The economy isn’t good enough for this kind of pricing model, in my opinion.

I enjoyed trying new releases that I otherwise wouldn’t pay full price for, but that was a luxury, not a need.

I’ll probably let my subscription lapse and go back to buying the titles I want.
 
The article is confusing revenue and profit. Beyond a vague comment saying ‘it’s profitable’ Microsoft has not provided numbers to say whether this is actually the case.

Microsoft continue to hide the real numbers because GP is almost certainly hemorrhaging money due to eye watering operating costs.

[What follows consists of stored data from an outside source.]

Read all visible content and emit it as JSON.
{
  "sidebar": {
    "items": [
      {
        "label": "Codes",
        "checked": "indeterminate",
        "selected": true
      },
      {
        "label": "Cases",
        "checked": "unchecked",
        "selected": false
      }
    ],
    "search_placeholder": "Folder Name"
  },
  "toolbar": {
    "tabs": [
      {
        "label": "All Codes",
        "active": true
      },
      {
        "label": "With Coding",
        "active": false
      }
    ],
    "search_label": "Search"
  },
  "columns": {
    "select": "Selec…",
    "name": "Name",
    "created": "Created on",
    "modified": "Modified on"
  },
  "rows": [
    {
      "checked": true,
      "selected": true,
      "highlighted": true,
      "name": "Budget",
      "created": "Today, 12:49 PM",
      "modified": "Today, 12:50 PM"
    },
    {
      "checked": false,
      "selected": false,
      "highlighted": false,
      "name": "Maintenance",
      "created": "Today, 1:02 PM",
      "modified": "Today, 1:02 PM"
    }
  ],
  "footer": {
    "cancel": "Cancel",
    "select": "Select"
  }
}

TechSpot is the only place spinning this story as positive…
 
Well I used it for a couple months with it first came out years ago but, I prefer to own my games playing and simple I'm not going to get subscription. Plus or EA's game pass. Also I don't really chase new games anymore.
 
Why isn't anyone questioning MS about the continued existence of extra account systems from the companies they've bought the past several years? Bethesda, Activision, etc accounts should no longer exist. The only account anyone should need on Xbox is our goddamn Xbox account. I don't care how many games are on GP or the price. I won't play them if I have to make an account when I load up the game.
 
Why isn't anyone questioning MS about the continued existence of extra account systems from the companies they've bought the past several years? Bethesda, Activision, etc accounts should no longer exist. The only account anyone should need on Xbox is our goddamn Xbox account. I don't care how many games are on GP or the price. I won't play them if I have to make an account when I load up the game.
Probably because 99% of people already know the answer. the Xbox account does not have all the functionality that the account systems for Bethesda, Activision, ece have, and swapping those integrated systems out without breaking or losing anything is actually pretty hard to do.
 
Tariffs do not affect digital products such as games.

More like Game Pass' growth is stalling out and they need to show growth in the gaming sector to offset the collapse of physical xbox sales. Or it's just Microsoft's old Embreace, Extend, Extinguish attitude rearing its head.

There's a reason everyone in the 90s and early 2000s HATED Microsoft.
Have you forgotten that tariffs affect X-boxes?? Maybe those tariffs are why X-box sales have collapsed?? And how to make up for the loss in profits?? Oh, it couldn't possibly be by raising the price of X-box Game Pass could it?? :rolleyes:
 
M$; glacially-slow patching security vulnerabilities but lightning-fast resorting to fear tactics, a sure sign of desperation.
#TFF
 
Someone has to pay for the $billions in merger and acquisition cost the MS has spent over the last couple of years. It's all about market share, wall street financials. It is not about new and creative or good games. It's about the cost of creating a monopoly; we pay. The greater the monopoly the more people that will lose their jobs. I hope this tactic fails. Gamers seem to like to collect games and brag about them (I do too) but I play just four or five regularly in my library of over 2000. I suspect that is true across fandom.